A política brasileira anda tão sem graça que a liberação das sátiras e piadas que têm suas excelências como personagens, conforme decisão do STF, pode entrar no rol daquelas leis que não pegam. Os humoristas têm se desdobrado para achar graça nas situações nacionais, mas o que deveria ter como consequência o riso, frequentemente acaba em acessos de raiva.
O humorismo crítico é coisa velha, mas a indignação só serve para alimentar a intolerância. Ninguém quer rir de um fato que mostra, afinal, que todos estamos sendo feitos de bobos. É um riso que dói na alma, como as piores sensações humanas.
A todo momento a gente se depara com uma frase gaiata, um meme ou uma historinha nas redes sociais. Há até quem ache graça, mas a maioria tende a acreditar que o palhaço está no aço do espelho.
O absurdo é constante e renovável. O ex-presidente preso agora virou comentarista de futebol e manda considerações sobre a Copa do Mundo, que são lidas num programa de TV, como se fosse coisa normal. Dia desses o programa ia acabando e nada do comentário chegar mas, para alívio geral, chegou – não se sabe como é a comunicação – sem precisar de prorrogação.

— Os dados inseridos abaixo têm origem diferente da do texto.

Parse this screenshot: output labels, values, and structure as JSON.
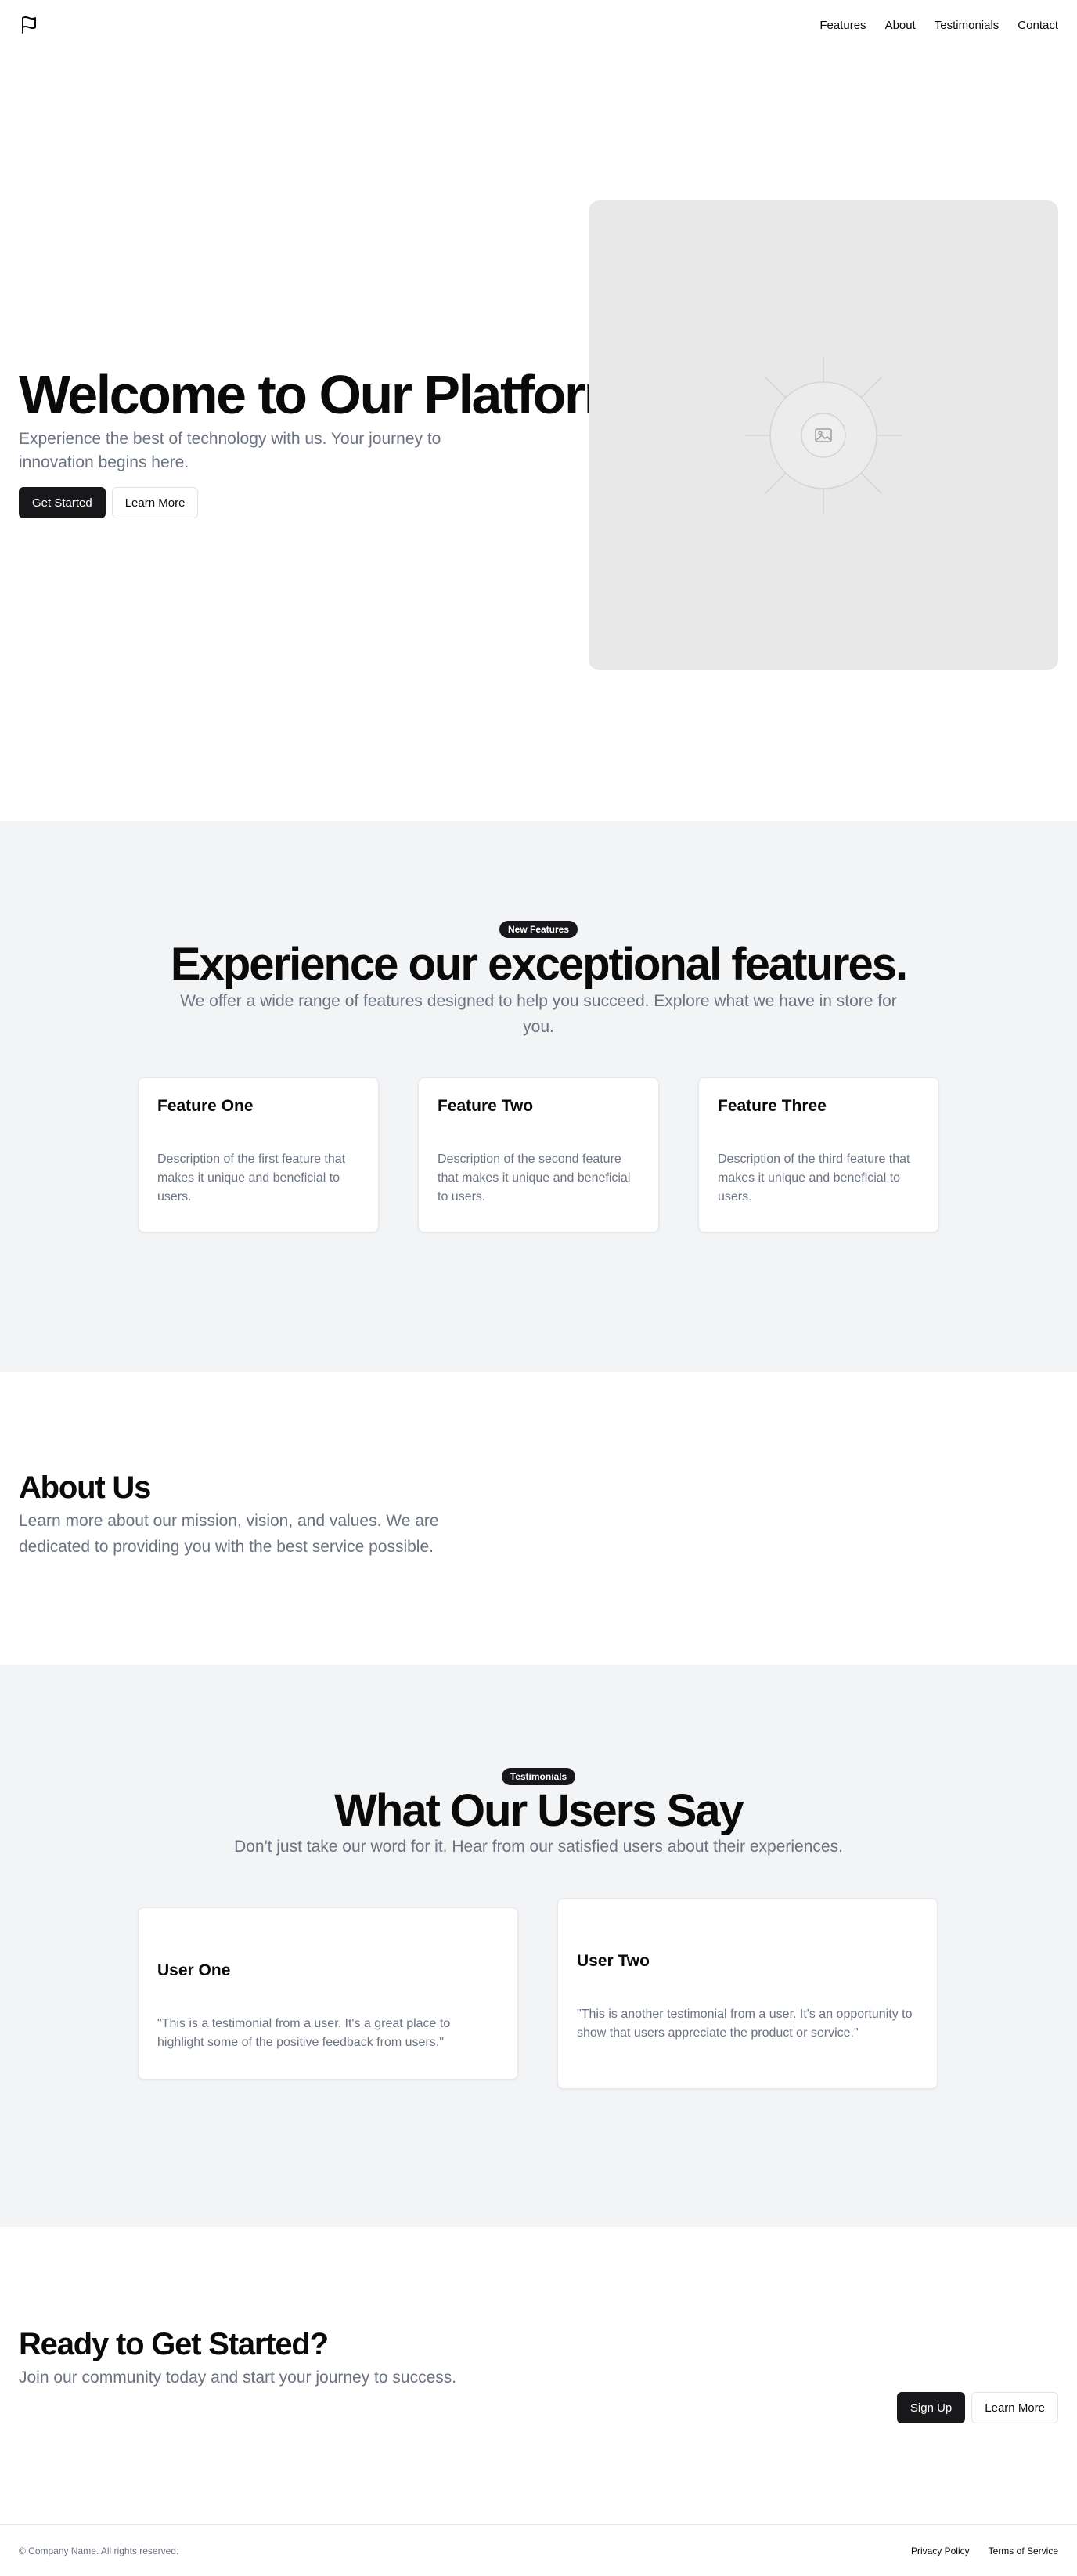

É o jeitinho em ação, primeiro caso de correspondência esportiva no cárcere. Ou seja: nada impede que Fernandinho Beira Mar escreva sobre culinária; ou que o ex-governador Azeredo comente os penteados do Neymar. Foi-se o tempo em que as pessoas eram presas para serem isoladas da sociedade. Ou seja: precisa fazer piada sobre isso?
O fato é que política e humor andam juntos desde os tempos dos bobos da corte, que tinham licença para fazer troça com os poderosos. Desde o começo do século XIX, quando já não se cortavam tantas cabeças por pouca coisa, as charges políticas foram popularizadas na Europa – aliás, pelo nome, charge (carga, em francês) vê-se que não era para aliviar.

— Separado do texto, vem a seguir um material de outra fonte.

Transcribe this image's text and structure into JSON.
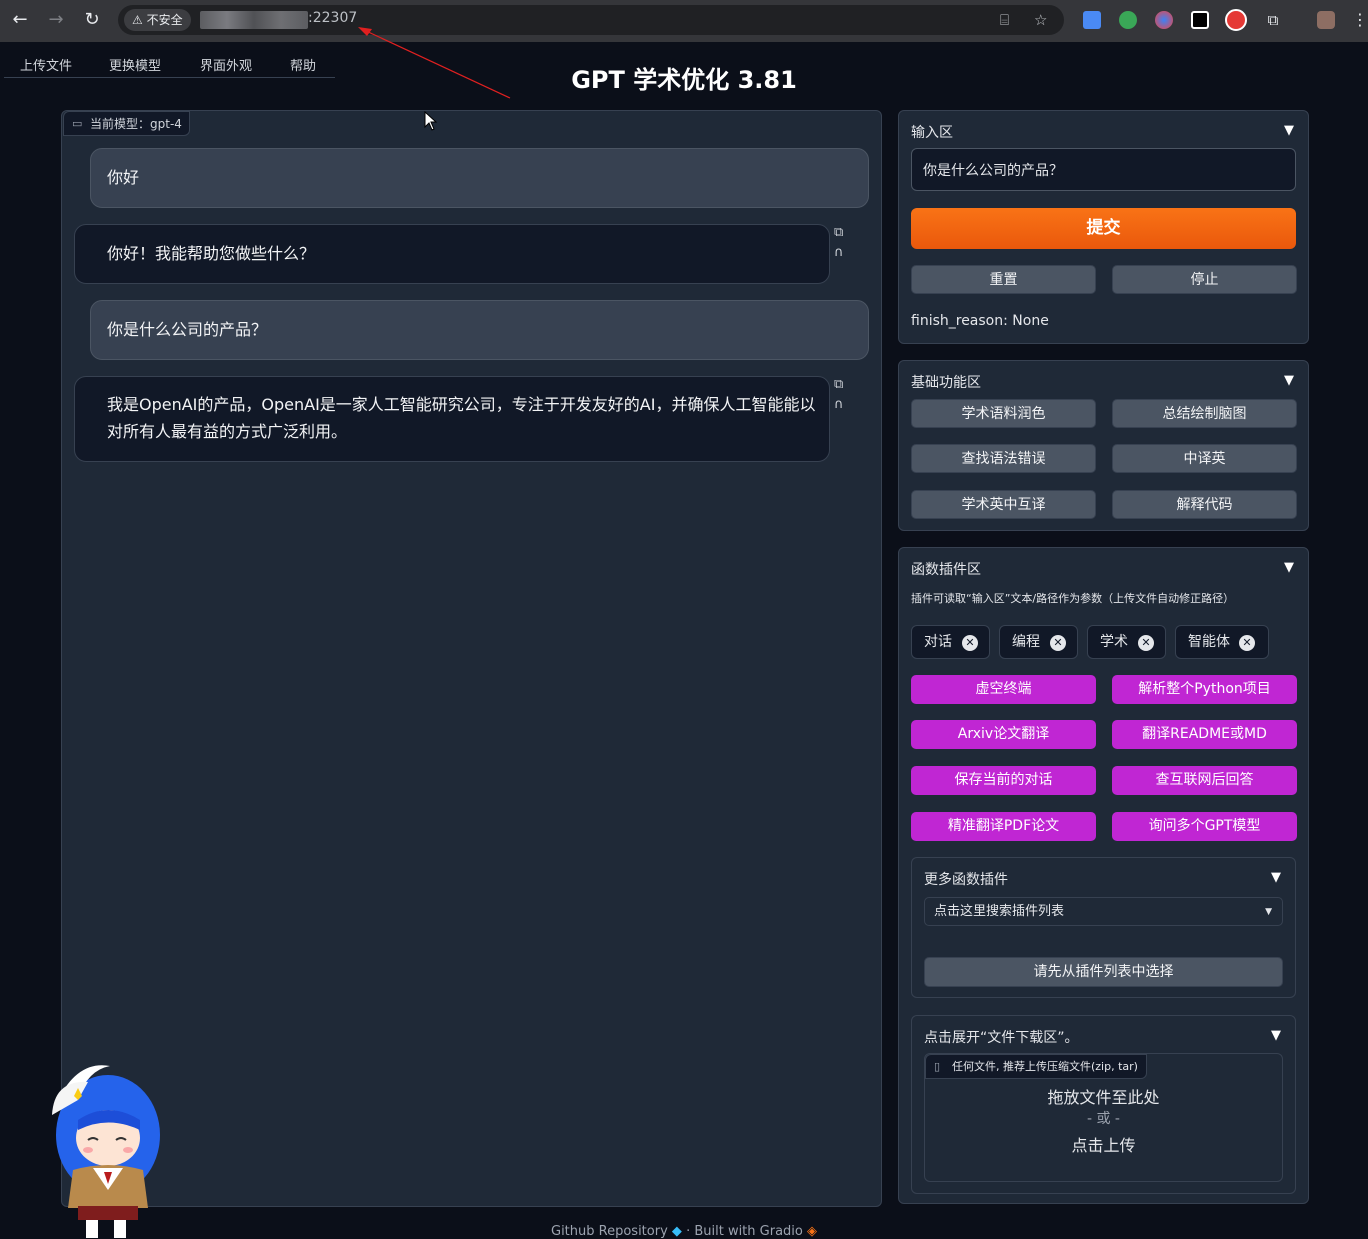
{
  "browser": {
    "insecure_label": "不安全",
    "port": ":22307"
  },
  "menu": [
    "上传文件",
    "更换模型",
    "界面外观",
    "帮助"
  ],
  "title": "GPT 学术优化 3.81",
  "chat": {
    "model_label": "当前模型：gpt-4",
    "messages": [
      {
        "role": "user",
        "text": "你好"
      },
      {
        "role": "bot",
        "text": "你好！我能帮助您做些什么？"
      },
      {
        "role": "user",
        "text": "你是什么公司的产品？"
      },
      {
        "role": "bot",
        "line1": "我是OpenAI的产品，OpenAI是一家人工智能研究公司，专注于开发友好的AI，并确保人工智能能以",
        "line2": "对所有人最有益的方式广泛利用。"
      }
    ]
  },
  "input_panel": {
    "title": "输入区",
    "value": "你是什么公司的产品？",
    "submit": "提交",
    "reset": "重置",
    "stop": "停止",
    "status": "finish_reason: None"
  },
  "basic_panel": {
    "title": "基础功能区",
    "buttons": [
      "学术语料润色",
      "总结绘制脑图",
      "查找语法错误",
      "中译英",
      "学术英中互译",
      "解释代码"
    ]
  },
  "plugin_panel": {
    "title": "函数插件区",
    "hint": "插件可读取“输入区”文本/路径作为参数（上传文件自动修正路径）",
    "chips": [
      "对话",
      "编程",
      "学术",
      "智能体"
    ],
    "buttons": [
      "虚空终端",
      "解析整个Python项目",
      "Arxiv论文翻译",
      "翻译README或MD",
      "保存当前的对话",
      "查互联网后回答",
      "精准翻译PDF论文",
      "询问多个GPT模型"
    ]
  },
  "more_plugins": {
    "title": "更多函数插件",
    "dropdown": "点击这里搜索插件列表",
    "button": "请先从插件列表中选择"
  },
  "download_panel": {
    "title": "点击展开“文件下载区”。",
    "tag": "任何文件, 推荐上传压缩文件(zip, tar)",
    "drop": "拖放文件至此处",
    "or": "- 或 -",
    "click": "点击上传"
  },
  "footer": {
    "repo": "Github Repository",
    "built": "Built with Gradio"
  },
  "colors": {
    "accent_orange": "#f97316",
    "plugin_purple": "#c026d3",
    "background": "#0b0f19",
    "panel": "#1f2937"
  }
}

A história das charges no Brasil tem mais de dois séculos, desde que o Jornal do Commércio publicou a primeira. Mesmo durante as ditaduras continuaram sendo publicadas, ainda que os profissionais tivessem que driblar para escapar dos censores. Mas eis que, em plena democracia, tentaram proibir o humor com políticos.
O jornalista Sebastião Nery reuniu 1950 histórias verídicas – algumas engraçadíssimas, outras pitorescas – sobre políticos em cinco livros; Cláudio Humberto é outro colecionador de histórias que beiram o ridículo e Stanislaw Ponte preta criou o Festival de Besteiras que Assola o País para dar conta dos absurdos nacionais. Não são piadas; são fatos que mostram que o mundo político é mais absurdo do que o teatro de Ionesco.
É bom que as pessoas saibam rir de si mesmas, que o país possa gargalhar com suas falhas. Faz bem para baixar o ufanismo. Antes de tentar impedir o humor é bom lembrar que nem os políticos se levam a sério, como disse Ronald Reagan: “Eu achava que a política era a segunda profissão mais antiga do mundo. Hoje vejo que se parece muito com a primeira”.